9. Commits LOGICAL FALLACIES: Arguments contain errors in reasoning.
10. Lacks PEER REVIEW: Goes directly to the public (e.g. YOUTUBE videos, blogs, direct-to-patient presentations only), avoiding scientific scrutiny.
11. Claims there is a CONSPIRACY (e.g., Big Pharma/FDA conspiracy) to suppress their ideas.
12. OVERSIMPLIFIES biochemistry (e.g. alkaline water, reducing sugar intake, antioxidants or anti-inflammatories will slow cancer)
13. Ignores INTERACTIONS with other substances, bioavailability, biochemical feedback effects, microbiome, substance purity, or adulteration
14. Claims “causation” when only “ASSOCIATION” has been demonstrated. (See the Bradford-Hill checklist)
15. LACK OF DISCUSSION of potential biases, missing confounding variables, effects that may have changed over time and/or with improved technology.
16. INAPPROPRIATE STATISTICS AND RESEARCH METHODS. Non-valid endpoints or subset conclusions, lack of pre-announced endpoint and subsets, lack of power to detect endpoint within sample size and timeframe, poor choice of surrogate endpoint or subsets, "p hacking," biases in retrospective studies.
17. Failure to disclose CONFLICTS OF INTEREST or sponsors.
#15 and #16 require some explanation:
Surrogate endpoints: Ideally, we would have long-term follow-up until death ("overall survival") for every trial. This is impractical, particularly for prostate cancer that has a very long natural history. ICECAP has identified "metastasis-free survival" as an appropriate surrogate for overall survival in trials involving men with localized prostate cancer. The appearance of metastases has been suggested as appropriate for men with recurrent PCa but requires validation. Biochemical recurrence-free survival is only useful for predicting the success of a therapy for localized prostate cancer. PSA doubling time is definitely inappropriate without a control group. Radiographic progression-free survival seems to be a good surrogate endpoint in men who are metastatic and castration-resistant (see this link and this one). If the pattern holds, PSA-based endpoints are inadequate (see this link and this one) and only metastasis-based endpoints are adequate. Typically, trials are only powered (have enough sample size) to reliably detect differences in their primary endpoint.

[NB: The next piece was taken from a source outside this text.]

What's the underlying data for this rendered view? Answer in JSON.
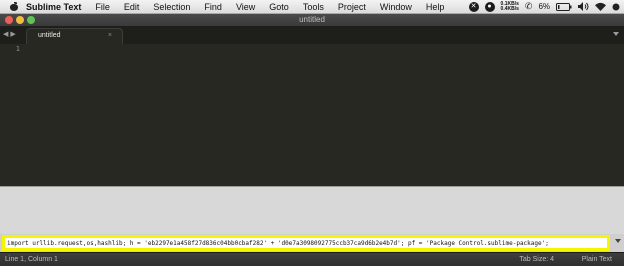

Subset conclusions: Because there is only enough sample size to reliably detect differences in the primary endpoint, subset analysis is suspect. Using subset analysis, Spears et al. showed that men diagnosed on Mondays did not benefit from abiraterone - a ridiculous conclusion. They also showed that men diagnosed with metastases (M1) benefited while men diagnosed without metastases (M0) did not. Both conclusions are inappropriate. In the case of men without metastases, there were only 34 deaths among the 460 patients in the treatment group and 44 deaths among the 455 patients in the treatment group - not enough to prove a statistically significant effect with 95% confidence. However, with time, there may be enough deaths to achieve a statistically significant effect, so we have to be cautious about labeling it as ineffective in the M0 subgroup.
"P hacking" or "data-dredging"/positive results bias occurs when researchers do not announce before the study begins exactly which subgroups or variables will be looked at and which measures will be used to judge success or failure. They are going on a fishing expedition to find at least some variable or subgroup with statistically significant results. Because of random probabilities, if there are enough variables there will almost always be some that have statistically significant outcomes, like the "Monday diagnosis" subgroup above. Starting in 2000, all peer-reviewed journals required researchers to state upfront what they would be looking for. This made a large change in the number of positive results reported (see this link). Journals often would not print negative findings. In 2017, NIH and the FDA required the sponsors of all clinical trials listed in clinicaltrials.gov to provide results whether positive or negative. Policing and compliance are spotty.
Biases in retrospective studies and database analyses: Common biases are selection bias, ascertainment bias, lead-time bias, length bias, survivorship bias, confounding by unmeasured variables, and others.